Comissão também deve votar 56 requerimentos pedindo informações a órgãos públicos
A CPMI do INSS ouvirá nesta quinta-feira (4) a diretora de Auditoria de Previdência da Controladoria-Geral da União (CGU), Eliane Viegas Mota. Ela falará como testemunha sobre as auditorias que identificaram fraudes nos descontos automáticos em aposentadorias e pensões pagos pelo instituto.
O relator da comissão, deputado Alfredo Gaspar (AL), pontuou que a CGU comunicou ao INSS, em duas ocasiões de julho de 2024, o aumento expressivo desses casos. Gaspar foi quem solicitou a presença de Viegas. Além do depoimento, parlamentares devem votar 56 requerimentos de informações a órgãos como a Defensoria Pública da União e o Ministério Público Federal.
As irregularidades foram alvo da Operação Sem Desconto, realizada em 2025 pela CGU e pela Polícia Federal. O esquema envolvia associações que falsificavam autorizações de idosos para impor mensalidades associativas descontadas diretamente dos benefícios do INSS. A justificativa era a oferta de serviços que nunca eram prestados. O roubo dos aposentados chega a R$ 6,3 bilhões entre 2019 e 2024.

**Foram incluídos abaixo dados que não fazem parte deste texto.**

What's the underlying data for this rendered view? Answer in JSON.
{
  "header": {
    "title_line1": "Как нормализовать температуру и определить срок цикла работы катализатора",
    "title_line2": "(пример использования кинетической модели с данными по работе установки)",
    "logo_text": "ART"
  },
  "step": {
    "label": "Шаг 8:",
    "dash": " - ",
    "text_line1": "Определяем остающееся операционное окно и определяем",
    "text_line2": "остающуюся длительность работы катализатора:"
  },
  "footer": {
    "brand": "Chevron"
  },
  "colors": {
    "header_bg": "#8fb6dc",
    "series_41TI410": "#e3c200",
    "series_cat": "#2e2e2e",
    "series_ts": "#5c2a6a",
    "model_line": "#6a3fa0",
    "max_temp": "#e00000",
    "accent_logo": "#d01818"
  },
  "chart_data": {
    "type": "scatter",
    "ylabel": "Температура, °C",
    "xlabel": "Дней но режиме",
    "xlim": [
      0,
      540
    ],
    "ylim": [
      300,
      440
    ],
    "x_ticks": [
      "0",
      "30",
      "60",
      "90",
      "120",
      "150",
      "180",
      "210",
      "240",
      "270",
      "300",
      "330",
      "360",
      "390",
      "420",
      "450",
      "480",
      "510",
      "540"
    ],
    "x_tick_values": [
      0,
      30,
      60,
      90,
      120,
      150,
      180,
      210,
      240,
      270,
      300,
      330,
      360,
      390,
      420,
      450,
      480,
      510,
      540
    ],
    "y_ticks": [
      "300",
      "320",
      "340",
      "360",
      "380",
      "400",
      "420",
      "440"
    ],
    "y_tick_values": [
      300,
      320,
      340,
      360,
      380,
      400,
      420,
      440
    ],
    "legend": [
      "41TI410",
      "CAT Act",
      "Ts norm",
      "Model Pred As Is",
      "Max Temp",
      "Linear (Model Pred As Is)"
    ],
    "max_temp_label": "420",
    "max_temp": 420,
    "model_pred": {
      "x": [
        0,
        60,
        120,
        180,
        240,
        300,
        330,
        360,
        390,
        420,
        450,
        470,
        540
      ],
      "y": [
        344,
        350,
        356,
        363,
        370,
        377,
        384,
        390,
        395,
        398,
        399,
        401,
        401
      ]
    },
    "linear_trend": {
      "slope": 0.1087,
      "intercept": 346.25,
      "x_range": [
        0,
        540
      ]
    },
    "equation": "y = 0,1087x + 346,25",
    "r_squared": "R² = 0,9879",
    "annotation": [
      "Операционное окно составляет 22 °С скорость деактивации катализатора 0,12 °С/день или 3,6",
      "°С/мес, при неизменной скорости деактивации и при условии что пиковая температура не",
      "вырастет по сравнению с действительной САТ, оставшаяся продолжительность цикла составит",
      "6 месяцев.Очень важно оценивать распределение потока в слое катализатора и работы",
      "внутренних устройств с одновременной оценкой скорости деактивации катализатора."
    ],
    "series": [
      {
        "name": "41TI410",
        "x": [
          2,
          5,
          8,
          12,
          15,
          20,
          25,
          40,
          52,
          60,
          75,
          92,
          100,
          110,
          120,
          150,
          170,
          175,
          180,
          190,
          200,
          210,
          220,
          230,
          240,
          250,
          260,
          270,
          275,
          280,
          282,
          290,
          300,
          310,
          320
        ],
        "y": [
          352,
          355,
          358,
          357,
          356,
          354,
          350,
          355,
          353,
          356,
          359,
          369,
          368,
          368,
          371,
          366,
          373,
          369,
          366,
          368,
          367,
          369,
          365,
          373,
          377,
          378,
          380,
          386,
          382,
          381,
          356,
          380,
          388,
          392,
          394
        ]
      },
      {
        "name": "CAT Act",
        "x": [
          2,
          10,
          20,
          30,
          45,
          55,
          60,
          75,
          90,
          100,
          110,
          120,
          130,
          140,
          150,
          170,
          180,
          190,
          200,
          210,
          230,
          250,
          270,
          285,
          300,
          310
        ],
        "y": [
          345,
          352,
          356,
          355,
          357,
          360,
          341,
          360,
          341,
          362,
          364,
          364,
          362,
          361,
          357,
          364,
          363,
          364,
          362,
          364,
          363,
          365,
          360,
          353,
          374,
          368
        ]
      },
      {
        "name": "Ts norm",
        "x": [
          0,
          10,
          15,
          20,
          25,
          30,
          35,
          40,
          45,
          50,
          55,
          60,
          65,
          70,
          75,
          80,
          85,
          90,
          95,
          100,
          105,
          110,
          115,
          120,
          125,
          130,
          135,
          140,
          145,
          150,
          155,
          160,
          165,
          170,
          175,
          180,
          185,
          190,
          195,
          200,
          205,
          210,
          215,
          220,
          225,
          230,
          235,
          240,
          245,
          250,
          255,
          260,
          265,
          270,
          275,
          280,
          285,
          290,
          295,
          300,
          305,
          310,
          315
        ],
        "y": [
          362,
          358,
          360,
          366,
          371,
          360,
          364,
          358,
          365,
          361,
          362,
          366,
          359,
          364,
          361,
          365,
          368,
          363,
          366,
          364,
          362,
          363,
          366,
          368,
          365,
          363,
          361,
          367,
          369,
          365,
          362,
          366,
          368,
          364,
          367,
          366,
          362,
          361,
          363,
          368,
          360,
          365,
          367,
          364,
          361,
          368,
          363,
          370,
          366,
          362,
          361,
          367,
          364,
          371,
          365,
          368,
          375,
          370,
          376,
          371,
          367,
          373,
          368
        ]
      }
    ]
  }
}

Um dos requerimentos em pauta pede explicações ao ministro da CGU, Vinícius Marques de Carvalho, sobre a Associação Mutualista de Benefícios Coletivos, investigada junto a outras 11 entidades. Outro pedido busca apurar se os grupos fraudadores eram controlados por laranjas fora das listas oficiais de sócios.
A comissão, presidida pelo senador Carlos Viana (MG), também pode ampliar as investigações. Entre os novos alvos estão o uso de pessoas fictícias para obter benefícios assistenciais destinados a idosos de baixa renda, fraude desvendada pela Operação Egrégora, e o esquema em que um servidor do INSS desbloqueava indevidamente benefícios para permitir a contratação de empréstimos, caso investigado na Operação Unblock, que envolveu cerca de 70 mil liberações irregulares.